GPU’s shade in blocks at a time, typically near 8×8 pixels. If every pixel in the block falls through the same set of branches then the branches will indeed be virtually free, but if not, only one branch can be taken at a time while the pixels going through the other branch must wait—parallelism is lost.
Typical cases in which this happens is when a translucent object has a branch for discarding below a certain threshold.
On the other hand, for most basic renders of solid objects they will all take the same path.
Still, the fastest code is code that is never executed.

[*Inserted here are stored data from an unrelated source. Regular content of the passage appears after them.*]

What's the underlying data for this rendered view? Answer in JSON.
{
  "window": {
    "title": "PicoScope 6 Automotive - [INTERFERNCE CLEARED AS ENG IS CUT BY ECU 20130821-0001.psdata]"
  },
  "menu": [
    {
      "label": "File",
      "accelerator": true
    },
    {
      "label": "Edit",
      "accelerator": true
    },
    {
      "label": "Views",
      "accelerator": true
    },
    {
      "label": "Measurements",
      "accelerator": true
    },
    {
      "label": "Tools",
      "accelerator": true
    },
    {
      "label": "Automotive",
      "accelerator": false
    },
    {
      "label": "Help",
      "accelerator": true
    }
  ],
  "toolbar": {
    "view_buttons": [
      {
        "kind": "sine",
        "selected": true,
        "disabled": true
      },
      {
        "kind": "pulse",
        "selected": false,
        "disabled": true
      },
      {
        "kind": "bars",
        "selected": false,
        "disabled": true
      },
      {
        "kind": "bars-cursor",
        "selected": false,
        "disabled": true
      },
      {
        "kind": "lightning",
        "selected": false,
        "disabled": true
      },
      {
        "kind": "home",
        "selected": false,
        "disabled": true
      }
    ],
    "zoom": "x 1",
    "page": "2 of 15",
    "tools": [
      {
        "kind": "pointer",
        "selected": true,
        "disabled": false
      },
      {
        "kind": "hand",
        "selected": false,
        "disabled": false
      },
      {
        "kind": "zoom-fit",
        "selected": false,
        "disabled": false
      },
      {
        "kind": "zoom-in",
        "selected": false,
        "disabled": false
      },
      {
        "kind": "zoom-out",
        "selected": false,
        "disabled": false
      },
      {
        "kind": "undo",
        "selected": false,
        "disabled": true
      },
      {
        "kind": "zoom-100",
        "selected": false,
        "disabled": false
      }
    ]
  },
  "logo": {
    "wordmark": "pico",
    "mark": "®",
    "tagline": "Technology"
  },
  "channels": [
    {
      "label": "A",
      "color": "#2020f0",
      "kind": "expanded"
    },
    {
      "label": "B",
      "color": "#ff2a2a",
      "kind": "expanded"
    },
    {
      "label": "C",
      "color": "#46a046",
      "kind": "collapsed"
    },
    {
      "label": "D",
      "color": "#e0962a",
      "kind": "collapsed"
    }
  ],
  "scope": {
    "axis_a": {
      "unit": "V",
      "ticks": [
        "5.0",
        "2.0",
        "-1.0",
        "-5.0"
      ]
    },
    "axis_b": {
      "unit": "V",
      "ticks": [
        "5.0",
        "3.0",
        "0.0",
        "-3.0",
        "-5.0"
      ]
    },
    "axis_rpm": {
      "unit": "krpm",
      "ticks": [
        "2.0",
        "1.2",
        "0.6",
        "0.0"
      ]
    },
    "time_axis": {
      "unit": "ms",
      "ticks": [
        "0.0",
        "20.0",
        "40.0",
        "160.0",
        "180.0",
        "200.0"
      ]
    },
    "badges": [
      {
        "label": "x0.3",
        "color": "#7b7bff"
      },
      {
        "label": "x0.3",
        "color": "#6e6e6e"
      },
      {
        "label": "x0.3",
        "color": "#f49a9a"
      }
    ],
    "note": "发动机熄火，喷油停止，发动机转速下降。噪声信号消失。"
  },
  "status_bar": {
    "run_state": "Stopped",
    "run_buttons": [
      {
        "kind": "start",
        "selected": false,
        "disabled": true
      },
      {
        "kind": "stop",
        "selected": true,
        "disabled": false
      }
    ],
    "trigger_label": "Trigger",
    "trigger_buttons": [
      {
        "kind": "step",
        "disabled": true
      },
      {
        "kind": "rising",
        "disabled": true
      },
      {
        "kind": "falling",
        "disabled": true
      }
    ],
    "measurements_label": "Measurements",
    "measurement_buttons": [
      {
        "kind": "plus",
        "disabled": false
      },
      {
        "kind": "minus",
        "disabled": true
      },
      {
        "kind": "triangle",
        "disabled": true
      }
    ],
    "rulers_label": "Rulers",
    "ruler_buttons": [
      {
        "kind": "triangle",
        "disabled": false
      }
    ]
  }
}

Swapping shaders is more costly than updating buffers, but this can be misleading at face value. If you set the shader on every render call (even if it is the same shader set over and over) it will certainly be the slowest option, but via a simple sort on the renderables and a manual record of the last shader set, renderables using the same shaders can be grouped together and the swapping between shaders can be reduced to its bare minimum.
Using a single non-permutating Uber Shader requires more heavy updating of buffers, which approaches the overhead of a shader swap the more that has to be updated, and updating a part of a buffer that won’t even be used by the shader is something you want to avoid.
Creating multiple shaders with a reasonable amount of branching and then sorting by shader and removing redundant shader applies is the best way to reach a reasonable middle ground in which you can lean towards more shaders or more branches later as your own benchmarks properly inform you.